Ali Can POLAT - Evde sofrası her geçen gün küçülen emekçinin işyerindeki lokmaları da azalıyor. İşverenler çalışanlara ya yemek kartı veriyor ya da iş yerinde yemek hizmeti sağlıyor. Yemek kartı şirketlerine göre bir ay boyunca işçinin öğle yemeklerini yemesi için verilen kartlar 10- 12 günde boşalıyor. Yemek şirketlerine göre ise artan maliyetlerle birlikte işverenler işyerindeki yemeklerin porsiyonunu her geçen gün küçültüyor. İktidarın KDV’den istisna yemek ücreti sınırını artırarak işvereni bu konuda teşvik etmesi beklenirken sendikalar acil zam talep ediyor.
İşverenin yasal yemek ücreti ödemesi için işçinin günlük yemek bedeli vergiden istisna tutuluyor. Bu bedel ilk olarak 1961 yılında çıktı. 1998 yılında günlük brüt asgari ücretin yüzde 57’si kadardı. 2024 yılı başında 187 TL olarak belirlendi, bu günlük brüt asgari ücretin yalnızca yüzde 28’i oluyor. Kaldı ki yılbaşında belirlenen bu ücret aradan geçen 9 ayda enflasyon yüzde 44 artmasına karşın değişmedi.

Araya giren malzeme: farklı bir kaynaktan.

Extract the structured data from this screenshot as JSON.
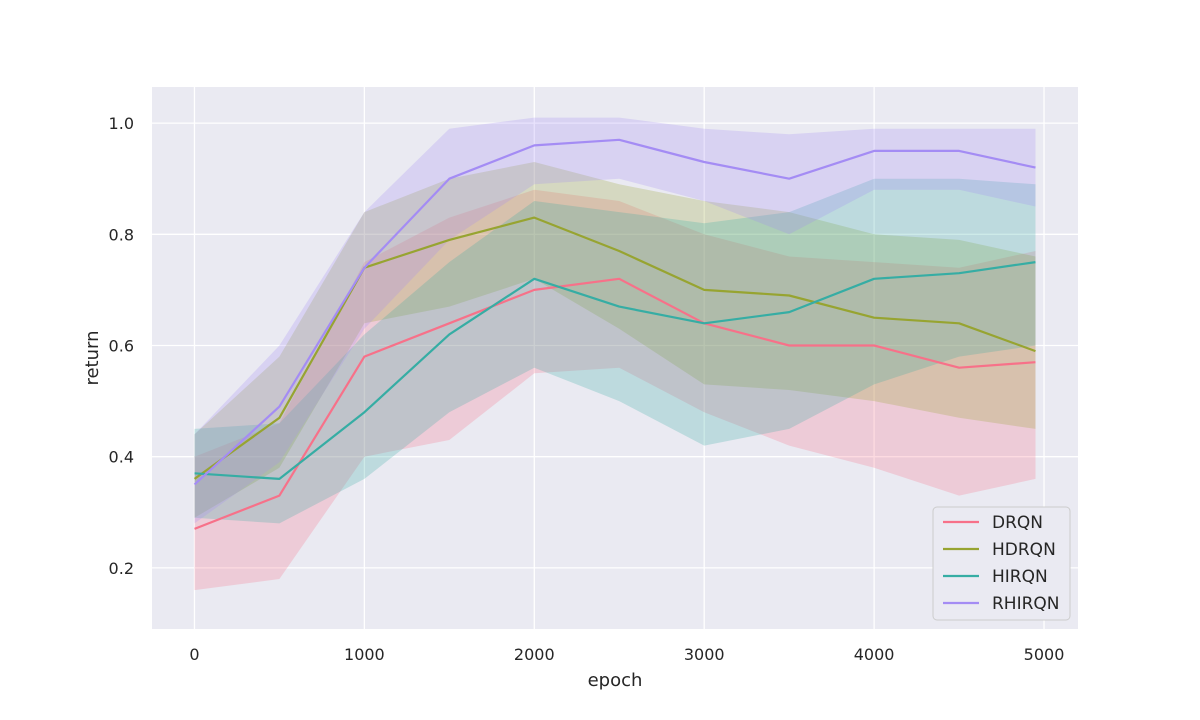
{
  "chart_data": {
    "type": "line",
    "xlabel": "epoch",
    "ylabel": "return",
    "xlim": [
      -250,
      5200
    ],
    "ylim": [
      0.09,
      1.065
    ],
    "xticks": [
      0,
      1000,
      2000,
      3000,
      4000,
      5000
    ],
    "yticks": [
      0.2,
      0.4,
      0.6,
      0.8,
      1.0
    ],
    "ytick_labels": [
      "0.2",
      "0.4",
      "0.6",
      "0.8",
      "1.0"
    ],
    "grid": true,
    "background": "#eaeaf2",
    "legend_position": "lower-right",
    "band_opacity": 0.25,
    "x": [
      0,
      500,
      1000,
      1500,
      2000,
      2500,
      3000,
      3500,
      4000,
      4500,
      4950
    ],
    "series": [
      {
        "name": "DRQN",
        "color": "#f77189",
        "values": [
          0.27,
          0.33,
          0.58,
          0.64,
          0.7,
          0.72,
          0.64,
          0.6,
          0.6,
          0.56,
          0.57
        ],
        "band_low": [
          0.16,
          0.18,
          0.4,
          0.43,
          0.55,
          0.56,
          0.48,
          0.42,
          0.38,
          0.33,
          0.36
        ],
        "band_high": [
          0.4,
          0.46,
          0.75,
          0.83,
          0.88,
          0.86,
          0.8,
          0.76,
          0.75,
          0.74,
          0.77
        ]
      },
      {
        "name": "HDRQN",
        "color": "#97a431",
        "values": [
          0.36,
          0.47,
          0.74,
          0.79,
          0.83,
          0.77,
          0.7,
          0.69,
          0.65,
          0.64,
          0.59
        ],
        "band_low": [
          0.29,
          0.38,
          0.64,
          0.67,
          0.72,
          0.63,
          0.53,
          0.52,
          0.5,
          0.47,
          0.45
        ],
        "band_high": [
          0.44,
          0.58,
          0.84,
          0.9,
          0.93,
          0.89,
          0.86,
          0.84,
          0.8,
          0.79,
          0.76
        ]
      },
      {
        "name": "HIRQN",
        "color": "#36ada4",
        "values": [
          0.37,
          0.36,
          0.48,
          0.62,
          0.72,
          0.67,
          0.64,
          0.66,
          0.72,
          0.73,
          0.75
        ],
        "band_low": [
          0.29,
          0.28,
          0.36,
          0.48,
          0.56,
          0.5,
          0.42,
          0.45,
          0.53,
          0.58,
          0.6
        ],
        "band_high": [
          0.45,
          0.46,
          0.62,
          0.75,
          0.86,
          0.84,
          0.82,
          0.84,
          0.9,
          0.9,
          0.89
        ]
      },
      {
        "name": "RHIRQN",
        "color": "#a48cf4",
        "values": [
          0.35,
          0.49,
          0.74,
          0.9,
          0.96,
          0.97,
          0.93,
          0.9,
          0.95,
          0.95,
          0.92
        ],
        "band_low": [
          0.28,
          0.39,
          0.63,
          0.79,
          0.89,
          0.9,
          0.86,
          0.8,
          0.88,
          0.88,
          0.85
        ],
        "band_high": [
          0.44,
          0.6,
          0.84,
          0.99,
          1.01,
          1.01,
          0.99,
          0.98,
          0.99,
          0.99,
          0.99
        ]
      }
    ]
  }
}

Yemek kartı sektörünün önemli isimlerinden Edenred Türkiye CMO’su Zeynep Ege Dura, “Çok uzağa gitmeye gerek yok. Sadece 4 ay önce bile bakiyeler 14-15 günde tükenirken, şu anda 11-12 güne kadar düştü. Günümüz ekonomik koşullarında mevcut yemek bedeli çalışanları mutlu etmiyor. Dengeli bir öğle yemeği, ortalama 250-300 TL’ye mal oluyor. Günlük yemek bedeli istisnası, ilk çıktığı yıllarda olduğu gibi günlük brüt asgari ücretin yarısına sabitlenmeli” diye konuştu.
Yemek Sanayicileri Federasyonu Başkanı Hüseyin Bozdağ ise şunları söyledi: “Bizim maliyetlerimiz gerçekten çok artıyor. Sanayici de zorda farkındayız anlaşıyoruz yine de. Ancak yeni yapılan sözleşmelerde artık daha basit yemeklere ilgi kayıyor. Öyle salata bar, zengin açık büfeler söz konusu değil, talep görmüyor.”

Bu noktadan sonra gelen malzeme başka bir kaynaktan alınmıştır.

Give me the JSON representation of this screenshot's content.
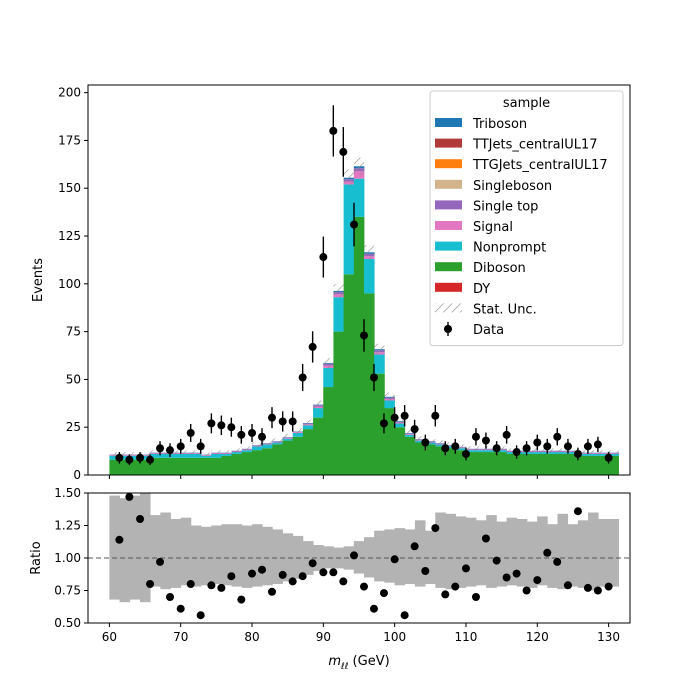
{
  "chart_data": [
    {
      "type": "bar",
      "panel": "main",
      "stacked_histogram": true,
      "xlabel": "m_ll (GeV)",
      "xlabel_main": "m",
      "xlabel_sub": "ℓℓ",
      "xlabel_unit": " (GeV)",
      "ylabel": "Events",
      "xlim": [
        57,
        133
      ],
      "ylim": [
        0,
        204
      ],
      "xticks": [
        60,
        70,
        80,
        90,
        100,
        110,
        120,
        130
      ],
      "yticks": [
        0,
        25,
        50,
        75,
        100,
        125,
        150,
        175,
        200
      ],
      "bin_edges_start": 60,
      "bin_width": 1.428,
      "legend": {
        "title": "sample",
        "placement": "top-right",
        "entries": [
          {
            "name": "Triboson",
            "color": "#1f77b4",
            "marker": "patch"
          },
          {
            "name": "TTJets_centralUL17",
            "color": "#b03a3a",
            "marker": "patch"
          },
          {
            "name": "TTGJets_centralUL17",
            "color": "#ff7f0e",
            "marker": "patch"
          },
          {
            "name": "Singleboson",
            "color": "#d2b48c",
            "marker": "patch"
          },
          {
            "name": "Single top",
            "color": "#9467bd",
            "marker": "patch"
          },
          {
            "name": "Signal",
            "color": "#e377c2",
            "marker": "patch"
          },
          {
            "name": "Nonprompt",
            "color": "#17becf",
            "marker": "patch"
          },
          {
            "name": "Diboson",
            "color": "#2ca02c",
            "marker": "patch"
          },
          {
            "name": "DY",
            "color": "#d62728",
            "marker": "patch"
          },
          {
            "name": "Stat. Unc.",
            "color": "#888888",
            "marker": "hatch"
          },
          {
            "name": "Data",
            "color": "#000000",
            "marker": "errorbar"
          }
        ]
      },
      "series": [
        {
          "name": "Diboson",
          "color": "#2ca02c",
          "values": [
            8,
            8,
            8,
            8,
            9,
            9,
            9,
            9,
            9,
            9,
            9,
            10,
            11,
            12,
            13,
            14,
            16,
            18,
            20,
            24,
            30,
            46,
            75,
            105,
            135,
            95,
            53,
            35,
            25,
            20,
            17,
            16,
            15,
            14,
            13,
            12,
            12,
            12,
            12,
            11,
            11,
            11,
            11,
            11,
            11,
            11,
            10,
            10,
            10,
            10
          ]
        },
        {
          "name": "Nonprompt",
          "color": "#17becf",
          "values": [
            2,
            2,
            2,
            2,
            2,
            2,
            2,
            2,
            2,
            1,
            2,
            1,
            1,
            1,
            2,
            2,
            1,
            1,
            2,
            2,
            5,
            10,
            18,
            47,
            20,
            18,
            10,
            4,
            2,
            1,
            1,
            1,
            1,
            1,
            1,
            1,
            1,
            1,
            1,
            1,
            1,
            1,
            1,
            1,
            1,
            1,
            1,
            1,
            1,
            1
          ]
        },
        {
          "name": "Signal",
          "color": "#e377c2",
          "values": [
            0.3,
            0.3,
            0.3,
            0.3,
            0.3,
            0.3,
            0.3,
            0.3,
            0.3,
            0.3,
            0.3,
            0.3,
            0.3,
            0.3,
            0.3,
            0.3,
            0.3,
            0.4,
            0.4,
            0.5,
            0.8,
            1.2,
            1.5,
            1.5,
            4,
            1.5,
            1.2,
            0.8,
            0.5,
            0.4,
            0.3,
            0.3,
            0.3,
            0.3,
            0.3,
            0.3,
            0.3,
            0.3,
            0.3,
            0.3,
            0.3,
            0.3,
            0.3,
            0.3,
            0.3,
            0.3,
            0.3,
            0.3,
            0.3,
            0.3
          ]
        },
        {
          "name": "Single top",
          "color": "#9467bd",
          "values": [
            0.3,
            0.3,
            0.3,
            0.3,
            0.3,
            0.3,
            0.3,
            0.3,
            0.3,
            0.3,
            0.3,
            0.3,
            0.3,
            0.3,
            0.3,
            0.3,
            0.3,
            0.3,
            0.3,
            0.5,
            0.7,
            1,
            1.2,
            1.2,
            1.5,
            1.2,
            1,
            0.7,
            0.4,
            0.3,
            0.3,
            0.3,
            0.3,
            0.3,
            0.3,
            0.3,
            0.3,
            0.3,
            0.3,
            0.3,
            0.3,
            0.3,
            0.3,
            0.3,
            0.3,
            0.3,
            0.3,
            0.3,
            0.3,
            0.3
          ]
        },
        {
          "name": "Triboson",
          "color": "#1f77b4",
          "values": [
            0.1,
            0.1,
            0.1,
            0.1,
            0.1,
            0.1,
            0.1,
            0.1,
            0.1,
            0.1,
            0.1,
            0.1,
            0.1,
            0.1,
            0.1,
            0.1,
            0.1,
            0.1,
            0.1,
            0.2,
            0.3,
            0.4,
            0.6,
            0.8,
            1,
            0.8,
            0.6,
            0.4,
            0.3,
            0.2,
            0.1,
            0.1,
            0.1,
            0.1,
            0.1,
            0.1,
            0.1,
            0.1,
            0.1,
            0.1,
            0.1,
            0.1,
            0.1,
            0.1,
            0.1,
            0.1,
            0.1,
            0.1,
            0.1,
            0.1
          ]
        }
      ],
      "data_points": {
        "name": "Data",
        "x": [
          61.4,
          62.8,
          64.3,
          65.7,
          67.1,
          68.5,
          70.0,
          71.4,
          72.8,
          74.3,
          75.7,
          77.1,
          78.5,
          80.0,
          81.4,
          82.8,
          84.3,
          85.7,
          87.1,
          88.5,
          90.0,
          91.4,
          92.8,
          94.3,
          95.7,
          97.1,
          98.5,
          100.0,
          101.4,
          102.8,
          104.3,
          105.7,
          107.1,
          108.5,
          110.0,
          111.4,
          112.8,
          114.3,
          115.7,
          117.1,
          118.5,
          120.0,
          121.4,
          122.8,
          124.3,
          125.7,
          127.1,
          128.5,
          130.0
        ],
        "y": [
          9,
          8,
          9,
          8,
          14,
          13,
          15,
          22,
          15,
          27,
          26,
          25,
          21,
          22,
          20,
          30,
          28,
          28,
          51,
          67,
          114,
          180,
          169,
          131,
          73,
          51,
          27,
          30,
          31,
          24,
          17,
          31,
          14,
          15,
          11,
          20,
          18,
          14,
          21,
          12,
          14,
          17,
          15,
          20,
          15,
          11,
          15,
          16,
          9
        ],
        "yerr": [
          3,
          2.8,
          3,
          2.8,
          3.7,
          3.6,
          3.9,
          4.7,
          3.9,
          5.2,
          5.1,
          5,
          4.6,
          4.7,
          4.5,
          5.5,
          5.3,
          5.3,
          7.1,
          8.2,
          10.7,
          13.4,
          13,
          11.4,
          8.5,
          7.1,
          5.2,
          5.5,
          5.6,
          4.9,
          4.1,
          5.6,
          3.7,
          3.9,
          3.3,
          4.5,
          4.2,
          3.7,
          4.6,
          3.5,
          3.7,
          4.1,
          3.9,
          4.5,
          3.9,
          3.3,
          3.9,
          4,
          3
        ]
      }
    },
    {
      "type": "scatter",
      "panel": "ratio",
      "ylabel": "Ratio",
      "xlim": [
        57,
        133
      ],
      "ylim": [
        0.5,
        1.5
      ],
      "xticks": [
        60,
        70,
        80,
        90,
        100,
        110,
        120,
        130
      ],
      "yticks": [
        0.5,
        0.75,
        1.0,
        1.25,
        1.5
      ],
      "ytick_labels": [
        "0.50",
        "0.75",
        "1.00",
        "1.25",
        "1.50"
      ],
      "reference_line": 1.0,
      "uncertainty_band": {
        "lower": [
          0.68,
          0.66,
          0.68,
          0.66,
          0.78,
          0.76,
          0.77,
          0.79,
          0.78,
          0.79,
          0.8,
          0.79,
          0.78,
          0.77,
          0.78,
          0.79,
          0.8,
          0.82,
          0.84,
          0.87,
          0.9,
          0.92,
          0.92,
          0.91,
          0.88,
          0.85,
          0.82,
          0.81,
          0.79,
          0.8,
          0.78,
          0.8,
          0.77,
          0.76,
          0.77,
          0.78,
          0.79,
          0.77,
          0.78,
          0.79,
          0.78,
          0.77,
          0.79,
          0.77,
          0.76,
          0.78,
          0.77,
          0.75,
          0.78,
          0.78
        ],
        "upper": [
          1.48,
          1.46,
          1.48,
          1.5,
          1.33,
          1.35,
          1.3,
          1.31,
          1.25,
          1.24,
          1.25,
          1.26,
          1.26,
          1.25,
          1.26,
          1.24,
          1.22,
          1.19,
          1.17,
          1.13,
          1.1,
          1.09,
          1.08,
          1.09,
          1.13,
          1.16,
          1.21,
          1.22,
          1.23,
          1.22,
          1.29,
          1.21,
          1.35,
          1.34,
          1.32,
          1.31,
          1.29,
          1.33,
          1.28,
          1.31,
          1.3,
          1.28,
          1.32,
          1.26,
          1.34,
          1.26,
          1.29,
          1.35,
          1.3,
          1.3
        ]
      },
      "points": {
        "x": [
          61.4,
          62.8,
          64.3,
          65.7,
          67.1,
          68.5,
          70.0,
          71.4,
          72.8,
          74.3,
          75.7,
          77.1,
          78.5,
          80.0,
          81.4,
          82.8,
          84.3,
          85.7,
          87.1,
          88.5,
          90.0,
          91.4,
          92.8,
          94.3,
          95.7,
          97.1,
          98.5,
          100.0,
          101.4,
          102.8,
          104.3,
          105.7,
          107.1,
          108.5,
          110.0,
          111.4,
          112.8,
          114.3,
          115.7,
          117.1,
          118.5,
          120.0,
          121.4,
          122.8,
          124.3,
          125.7,
          127.1,
          128.5,
          130.0
        ],
        "y": [
          1.14,
          1.47,
          1.3,
          0.8,
          0.97,
          0.7,
          0.61,
          0.8,
          0.56,
          0.79,
          0.77,
          0.86,
          0.68,
          0.88,
          0.91,
          0.74,
          0.87,
          0.82,
          0.86,
          0.96,
          0.89,
          0.89,
          0.82,
          1.02,
          0.78,
          0.61,
          0.73,
          0.99,
          0.56,
          1.09,
          0.9,
          1.23,
          0.72,
          0.78,
          0.92,
          0.7,
          1.15,
          0.98,
          0.85,
          0.88,
          0.75,
          0.83,
          1.04,
          0.97,
          0.79,
          1.36,
          0.77,
          0.75,
          0.78
        ]
      }
    }
  ]
}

İŞÇİ HAKLARI GASP EDİLİYOR
İşçi haklarının her alanda gasp edildiği ve emekçinin her geçen gün yoksullaştığı bir dönemden geçildiğini belirten DİSK Genel Başkanı Arzu Çerkezoğlu, şunları söyledi:
“Özel sektörün de kamu işçisinin de sosyal haklarını korumak devletin görevidir. Devlet bu sosyal haklarla özel sektöre öncülük etmek zorundadır. Ancak bizde önce devlet tasarruf tedbirleri kapsamında çalışanların sosyal haklarına göz dikmiştir. Bu da özel sektöre cesaret veriyor. Özel sektörde çalışan işçinin öğünlerini geçiştirmesi, aç karnına çalışması da devletin sorumluluğunu yerine getiremediğinin bir göstergesidir.”